Parma, Djuric: "Solidi in difesa. Serve più spensieratezza in attacco"
A breve la conferenza stampa dell'attaccante crociato Milan Djuric al termine di Parma-Genoa.
Ore 15.17 - Inizia la conferenza.
Cosa è mancato oggi per vincere?
"Il risultato è corretto, il Genoa è stato superiore nel primo tempo, poi nella ripresa abbiamo spinto al massimo. E' mancato qualcosa negli ultimi venti metri, anche a causa delle tante partite importanti ravvicinate. Nel complesso è mancato quello, ci lavoriamo in settimana con il mister. A livello di solidità abbiamo raggiunto un buon livello, dobbiamo lavorare sulla rifinitura negli ultimi venti metri per avere più lucidità, questa è la motivazione".
Dall'alto della tua esperienza, cosa ti sentiresti di dire per migliorare?
"Io posso dire che vedo i ragazzi che si allenano bene. Io posso consigliare un po' più di spensieratezza, abbiamo giocatori bravi anche nel saltare l'uomo. Io ci parlo tutti i giorni, devono stare tranquilli. La classifica ora è positiva, si può fare qualcosa in più rispetto che qualcosa in meno".
Cosa ti auguri come attaccante? Da destra arrivano meno rifornimenti per gli attaccanti?
"Probabilmente, ma non a livello di cross.
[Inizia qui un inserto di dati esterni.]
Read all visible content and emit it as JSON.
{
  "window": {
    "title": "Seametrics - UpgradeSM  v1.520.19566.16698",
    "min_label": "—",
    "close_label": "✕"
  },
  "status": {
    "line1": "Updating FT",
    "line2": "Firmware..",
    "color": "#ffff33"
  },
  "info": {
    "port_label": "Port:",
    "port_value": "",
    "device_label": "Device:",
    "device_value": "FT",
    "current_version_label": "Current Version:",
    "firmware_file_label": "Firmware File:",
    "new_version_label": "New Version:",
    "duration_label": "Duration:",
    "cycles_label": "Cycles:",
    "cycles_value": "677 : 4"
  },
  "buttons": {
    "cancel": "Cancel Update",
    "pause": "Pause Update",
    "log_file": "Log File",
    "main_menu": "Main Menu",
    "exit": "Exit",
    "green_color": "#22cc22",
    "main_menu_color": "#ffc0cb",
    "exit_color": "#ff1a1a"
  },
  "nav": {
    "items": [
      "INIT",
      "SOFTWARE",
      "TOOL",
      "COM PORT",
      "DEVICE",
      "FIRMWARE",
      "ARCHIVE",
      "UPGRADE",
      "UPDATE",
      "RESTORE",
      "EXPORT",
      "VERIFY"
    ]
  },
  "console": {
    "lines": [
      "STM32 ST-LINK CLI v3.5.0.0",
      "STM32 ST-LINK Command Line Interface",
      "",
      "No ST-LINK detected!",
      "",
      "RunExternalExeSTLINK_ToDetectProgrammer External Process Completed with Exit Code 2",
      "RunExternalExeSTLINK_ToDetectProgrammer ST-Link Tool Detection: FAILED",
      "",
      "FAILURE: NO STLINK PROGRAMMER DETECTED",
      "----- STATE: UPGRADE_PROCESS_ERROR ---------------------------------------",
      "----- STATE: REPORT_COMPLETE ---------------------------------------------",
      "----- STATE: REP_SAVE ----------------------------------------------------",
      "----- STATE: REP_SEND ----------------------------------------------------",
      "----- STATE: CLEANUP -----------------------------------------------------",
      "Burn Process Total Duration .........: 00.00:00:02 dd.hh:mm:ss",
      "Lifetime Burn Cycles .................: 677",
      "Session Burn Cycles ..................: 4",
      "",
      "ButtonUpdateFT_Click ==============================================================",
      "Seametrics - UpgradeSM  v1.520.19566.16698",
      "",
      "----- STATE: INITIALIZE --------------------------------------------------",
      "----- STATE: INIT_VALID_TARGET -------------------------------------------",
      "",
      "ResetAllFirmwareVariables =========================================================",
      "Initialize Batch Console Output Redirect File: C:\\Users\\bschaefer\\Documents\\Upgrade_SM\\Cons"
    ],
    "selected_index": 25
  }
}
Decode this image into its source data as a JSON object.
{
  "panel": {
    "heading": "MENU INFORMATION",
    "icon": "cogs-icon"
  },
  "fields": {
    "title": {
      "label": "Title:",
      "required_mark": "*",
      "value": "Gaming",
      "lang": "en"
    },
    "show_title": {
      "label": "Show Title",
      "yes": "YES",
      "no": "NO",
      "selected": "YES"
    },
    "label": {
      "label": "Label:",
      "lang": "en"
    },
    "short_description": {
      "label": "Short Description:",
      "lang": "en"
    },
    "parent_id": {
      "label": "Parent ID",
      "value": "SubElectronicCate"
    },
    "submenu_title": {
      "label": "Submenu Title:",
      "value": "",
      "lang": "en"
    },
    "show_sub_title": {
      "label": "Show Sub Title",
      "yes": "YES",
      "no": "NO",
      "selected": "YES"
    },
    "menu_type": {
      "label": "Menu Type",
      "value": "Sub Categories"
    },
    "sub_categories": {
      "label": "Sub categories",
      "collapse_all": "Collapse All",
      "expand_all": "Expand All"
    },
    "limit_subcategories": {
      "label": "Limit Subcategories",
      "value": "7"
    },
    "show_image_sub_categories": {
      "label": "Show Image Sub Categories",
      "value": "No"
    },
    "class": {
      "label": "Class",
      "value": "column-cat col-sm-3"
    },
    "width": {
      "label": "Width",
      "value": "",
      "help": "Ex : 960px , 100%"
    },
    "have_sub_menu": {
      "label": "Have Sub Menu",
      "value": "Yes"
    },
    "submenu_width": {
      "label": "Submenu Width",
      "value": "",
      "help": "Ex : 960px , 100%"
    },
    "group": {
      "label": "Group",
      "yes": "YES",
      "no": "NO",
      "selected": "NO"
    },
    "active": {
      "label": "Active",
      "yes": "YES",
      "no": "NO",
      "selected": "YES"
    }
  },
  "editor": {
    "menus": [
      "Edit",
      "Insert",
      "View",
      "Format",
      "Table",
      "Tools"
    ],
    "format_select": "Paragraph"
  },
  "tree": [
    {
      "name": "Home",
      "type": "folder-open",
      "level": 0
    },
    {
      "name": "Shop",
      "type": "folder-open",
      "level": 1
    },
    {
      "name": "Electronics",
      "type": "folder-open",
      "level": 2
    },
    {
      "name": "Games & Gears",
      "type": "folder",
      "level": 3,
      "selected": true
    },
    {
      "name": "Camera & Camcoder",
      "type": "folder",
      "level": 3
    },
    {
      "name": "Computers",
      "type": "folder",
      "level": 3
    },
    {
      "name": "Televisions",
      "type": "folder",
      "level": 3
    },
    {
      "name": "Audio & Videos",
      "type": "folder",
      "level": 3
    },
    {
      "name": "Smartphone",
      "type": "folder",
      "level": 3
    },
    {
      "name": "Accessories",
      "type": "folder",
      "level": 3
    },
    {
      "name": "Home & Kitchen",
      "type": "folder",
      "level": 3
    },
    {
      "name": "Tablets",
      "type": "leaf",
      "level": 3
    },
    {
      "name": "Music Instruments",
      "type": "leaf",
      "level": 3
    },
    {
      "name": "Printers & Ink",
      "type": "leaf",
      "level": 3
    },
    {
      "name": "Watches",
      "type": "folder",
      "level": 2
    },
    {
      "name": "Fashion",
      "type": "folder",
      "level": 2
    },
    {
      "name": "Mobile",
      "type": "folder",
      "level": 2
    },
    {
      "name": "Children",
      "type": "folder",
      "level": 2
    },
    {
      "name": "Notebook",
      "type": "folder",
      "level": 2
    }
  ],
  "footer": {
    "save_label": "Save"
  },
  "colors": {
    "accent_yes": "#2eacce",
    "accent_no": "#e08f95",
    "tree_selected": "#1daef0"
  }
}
Dobbiamo migliorare negli ultimi trenta metri ma non solo con i traversoni, penso a qualche combinazione. Abbiamo la possibilità di osare in questo momento. In settimana ci alleniamo, vedo le potenzialità che abbiamo, ci sono giocatori come Pellegrino, Benedyczak e Djuric che in area possono dare fastidio. Dobbiamo continuare a insistere come stiamo facendo, come siamo migliorati in fase difensiva, dove a inizio anno avevamo qualche difficoltà, lo faremo anche in attacco".
Hai dato un segno di vitalità importante. Cosa ne sarà del tuo futuro?
"Io sto bene qui sinceramente. Ovviamente tutti vogliono giocare più minuti possibile, ma bisogna essere consapevoli e guardare in faccia alla realtà. Io sono disponibile anche per giocare un solo minuto. Io sento la fiducia della società e del mister. Le voci di mercato non mi toccano, a meno che la società non sia diretta con me, ma non è questo il caso. Io aspetto la mia occasione e sostengo i miei compagni".
Credi debbano partecipare più uomini in fase di costruzione?
"Sicuramente può essere una cosa su cui lavorare, più giocatori porti vicini all'area più metti l'avversario in difficoltà. Il rovescio della medaglia è che più ragazzi costruiscono, più rimani scoperto, è un filo sottile. Io credo che si stiamo facendo passi avanti su questo, anche se magari è meno evidente rispetto alla fase difensiva. Siamo sulla strada giusta, i risultati lo dicono. Anche noi vorremmo più occasioni, più controllo del gioco, ma affrontiamo squadre che cercano la stessa cosa. Sul campo ti scontri con ragazzi che hanno il tuo stesso obiettivo".
Quanta consapevolezza vi hanno dato le ultime gare?
"La continuità è la base per una squadra che lotta per un obiettivo come il nostro. Ti dà molta fiducia e fa la differenza. Sapevamo che oggi era una partita fondamentale, da vincere ma anche da non perdere. Tenere a distanza il Genoa è una cosa buona. Ma tutti possono vincere con tutti, dobbiamo continuare a crederci alzando il livello su alcuni aspetti".
Cosa avete detto in questi mesi a Corvi e Rinaldi?
"Niente, li vedo tutti i giorni allenarsi, io sono molto orgoglioso di loro. Posso immaginare per un ragazzo quanto sia difficile fare il secondo o il terzo portiere, non avere competizione e partita, mentalmente devi esser molto forte. Tutti eravamo sicuri delle loro capacità, in settimana lo dimostrano, sono molto felice di loro e spero torni presto Zion, una figura importante per noi. Poi sceglierà il mister".
Ore 15.25 - Termina la conferenza stampa.